Tecavüz mağdurunu tecavüzcü ile evlenmeye teşvik eden bir devlet için.Ne söylenebilir ki?
Hukuksal yaptırımları uygulamada bu kadar acz içinde olan bir devletten ne beklenebilir?
Defalarca gidip "Beni ölümle tehdit ediyor" diye şikayet ettiği kocası için işlem yapmayan, ifadesini alıp sonra onu kuduz köpek gibi sokağa salan, o kadına bir güvenlik sağlamayan bir devlet için.Kadın nedir ki?
İşlediği cinayetten sonra neden? sorusuna verdiği ilk cevap "Namus için" diyecek kadar namussuzlaşan, adileşen, küçülen adamların ülkesi burası.
"Namus için" deyip hayatı boyunca uçkuruna onlarca kadını davet eden, yüzlerce kez karısını aldatan ve şerefsizliği ihaneti vefasızlığı bir "onur ifadesi" şeklinde etrafına fısıldayıp duran kişiliksiz adamların ülkesi.
Ve her yerdeler...
Siyasetin eğitimin güvenliğin adaletin ve daha bir çok kurumun içinde bu ve buna benzer düşüncelerin ezici bir çoğunlukta olduğu yerdeyiz.
Bu yüzden utanıyorum Adam olmaktan...Bir kadının yüzüne bakmaktan...
Ve diyorum ki...
Önce sevmeyi öğretin çocuklarınıza.Kavgayı değil.
Önce paylaşmayı.
Almayı değil.
Kazanmaktan önce kaybetmemeyi bilsinler.
Sen erkek adamsın! cümlesiyle başlıyor bu süreç.
Sen insansın deyin önce.
Sadece anneye saygıyı değil, kadına saygıyı bilmeliler.
Ve kendine olan saygının, büyüklüğün, onurun kadına saygıdan geçtiğini öğrenmeliler.
Öğrenmeliler ki...
Şimdi ki bizler gibi...
Kendini mümin, demokrat, medeni, delikanlı ve erkek sanan "Köle tacirleri" gibi yaşamasınlar.
Saygılar...
YORUMLAR
"adam haklı, dağılın beyler"
gerçekten de haklısınız. kadınların maruz kaldığı şiddet günümüz toplumunda çok ileriye gitti.
kimsenin saklayamayacağı raddeye geldi. geldi de haberlerde artık klişe olduğunu düşünülmeye başlandı.
"suç iki başlıdır." derdi bir Arkadaşım. bunu da göz ardı etmek sorunun çözülmesine darbe vurur.
belki hatanın büyüğünden başlamak istemişsin ama ik tarafı da yazsan daha hoş olurdu bence.
yazını okuyup yorum yazdıktan sonra gezinirken şu yazı ile karşılaştım
http://edebiyatdefteri.com/yazioku.asp?id=102384
ve iki yazının bağdaşan kısımları olduğunu düşünüyorum.
iki tarafın mağduriyetleri farklı ama iki tarafın mağduriyetleri var.
bulutların gözyaşları tarafından 8/4/2012 12:13:10 PM zamanında düzenlenmiştir.

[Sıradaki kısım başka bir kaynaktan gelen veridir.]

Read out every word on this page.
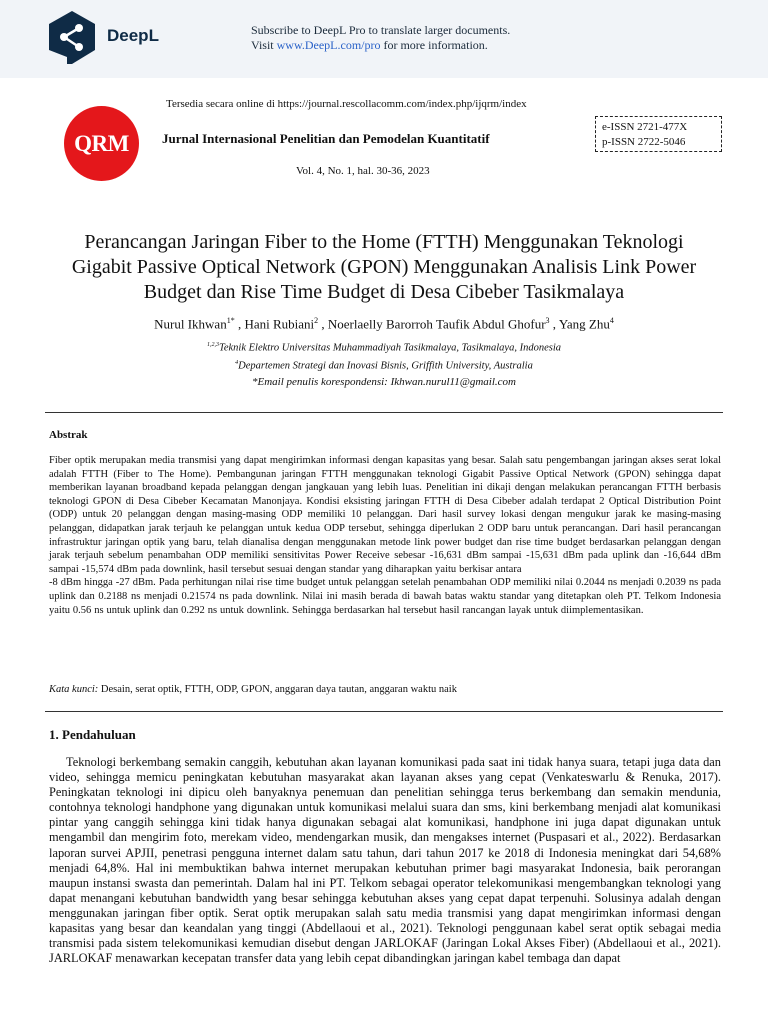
DeepL	Subscribe to DeepL Pro to translate larger documents.
Visit www.DeepL.com/pro for more information.
QRM
Tersedia secara online di https://journal.rescollacomm.com/index.php/ijqrm/index
Jurnal Internasional Penelitian dan Pemodelan Kuantitatif
e-ISSN 2721-477X
p-ISSN 2722-5046
Vol. 4, No. 1, hal. 30-36, 2023
Perancangan Jaringan Fiber to the Home (FTTH) Menggunakan Teknologi
Gigabit Passive Optical Network (GPON) Menggunakan Analisis Link Power
Budget dan Rise Time Budget di Desa Cibeber Tasikmalaya
Nurul Ikhwan$^{1*}$ , Hani Rubiani$^2$ , Noerlaelly Barorroh Taufik Abdul Ghofur$^3$ , Yang Zhu$^4$
$^{1,2,3}$Teknik Elektro Universitas Muhammadiyah Tasikmalaya, Tasikmalaya, Indonesia
$^4$Departemen Strategi dan Inovasi Bisnis, Griffith University, Australia
*Email penulis korespondensi: Ikhwan.nurul11@gmail.com
Abstrak
Fiber optik merupakan media transmisi yang dapat mengirimkan informasi dengan kapasitas yang besar. Salah satu pengembangan jaringan akses serat lokal adalah FTTH (Fiber to The Home). Pembangunan jaringan FTTH menggunakan teknologi Gigabit Passive Optical Network (GPON) sehingga dapat memberikan layanan broadband kepada pelanggan dengan jangkauan yang lebih luas. Penelitian ini dikaji dengan melakukan perancangan FTTH berbasis teknologi GPON di Desa Cibeber Kecamatan Manonjaya. Kondisi eksisting jaringan FTTH di Desa Cibeber adalah terdapat 2 Optical Distribution Point (ODP) untuk 20 pelanggan dengan masing-masing ODP memiliki 10 pelanggan. Dari hasil survey lokasi dengan mengukur jarak ke masing-masing pelanggan, didapatkan jarak terjauh ke pelanggan untuk kedua ODP tersebut, sehingga diperlukan 2 ODP baru untuk perancangan. Dari hasil perancangan infrastruktur jaringan optik yang baru, telah dianalisa dengan menggunakan metode link power budget dan rise time budget berdasarkan pelanggan dengan jarak terjauh sebelum penambahan ODP memiliki sensitivitas Power Receive sebesar -16,631 dBm sampai -15,631 dBm pada uplink dan -16,644 dBm sampai -15,574 dBm pada downlink, hasil tersebut sesuai dengan standar yang diharapkan yaitu berkisar antara
-8 dBm hingga -27 dBm. Pada perhitungan nilai rise time budget untuk pelanggan setelah penambahan ODP memiliki nilai 0.2044 ns menjadi 0.2039 ns pada uplink dan 0.2188 ns menjadi 0.21574 ns pada downlink. Nilai ini masih berada di bawah batas waktu standar yang ditetapkan oleh PT. Telkom Indonesia yaitu 0.56 ns untuk uplink dan 0.292 ns untuk downlink. Sehingga berdasarkan hal tersebut hasil rancangan layak untuk diimplementasikan.
Kata kunci: Desain, serat optik, FTTH, ODP, GPON, anggaran daya tautan, anggaran waktu naik
1. Pendahuluan

Teknologi berkembang semakin canggih, kebutuhan akan layanan komunikasi pada saat ini tidak hanya suara, tetapi juga data dan video, sehingga memicu peningkatan kebutuhan masyarakat akan layanan akses yang cepat (Venkateswarlu & Renuka, 2017). Peningkatan teknologi ini dipicu oleh banyaknya penemuan dan penelitian sehingga terus berkembang dan semakin mendunia, contohnya teknologi handphone yang digunakan untuk komunikasi melalui suara dan sms, kini berkembang menjadi alat komunikasi pintar yang canggih sehingga kini tidak hanya digunakan sebagai alat komunikasi, handphone ini juga dapat digunakan untuk mengambil dan mengirim foto, merekam video, mendengarkan musik, dan mengakses internet (Puspasari et al., 2022). Berdasarkan laporan survei APJII, penetrasi pengguna internet dalam satu tahun, dari tahun 2017 ke 2018 di Indonesia meningkat dari 54,68% menjadi 64,8%. Hal ini membuktikan bahwa internet merupakan kebutuhan primer bagi masyarakat Indonesia, baik perorangan maupun instansi swasta dan pemerintah. Dalam hal ini PT. Telkom sebagai operator telekomunikasi mengembangkan teknologi yang dapat menangani kebutuhan bandwidth yang besar sehingga kebutuhan akses yang cepat dapat terpenuhi. Solusinya adalah dengan menggunakan jaringan fiber optik. Serat optik merupakan salah satu media transmisi yang dapat mengirimkan informasi dengan kapasitas yang besar dan keandalan yang tinggi (Abdellaoui et al., 2021). Teknologi penggunaan kabel serat optik sebagai media transmisi pada sistem telekomunikasi kemudian disebut dengan JARLOKAF (Jaringan Lokal Akses Fiber) (Abdellaoui et al., 2021). JARLOKAF menawarkan kecepatan transfer data yang lebih cepat dibandingkan jaringan kabel tembaga dan dapat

Elbette ki, kadınların nesne olamalarının, oyuncak gibi kullanılıp atılmalarının, hor görülmelerinin tek suçlusu erkekler değildir. "gönüllü kurbanlık" anlayışını malaesef kadınlar kabul ediyor, en büyük hata kadınların , erkeği de kadını da yetiştiren kadının kendisi, kadınlar evliliklerini sürdürme, çocuklarının geleceği pahasına küçülmeye, ezilmeye, aldatılmaya ve her türlü zorlukları çekmeye razı oluyorlar, annelerinin, anneannelerinin yüzyıllardır yaptıklarını yapıyorlar kendilerini aşağı erkeği de yukarı gören yine kadınlar, kızlarını dizin dibinden ayırmayan, erkeği de sokağa salan yine kadınlar, kadını eve vekil bırakmış erkek, kadın erkekten daha ataerkil.. hata da burdan kaynaklanıyor daha çok, "ben bilmem kocam bilir" diyen kadının kendisi.. daha neler neler... emeğine sağlık güzel noktalara değinmişsin, ancak bu noktaya gelinemsinin bir diğer suçlusunun da kadın olduğunu unutmamak gerekir..erkeğe kul köle olmaya devam ederlerse sonu böyle olmaya mahkumdur ne yazık ki.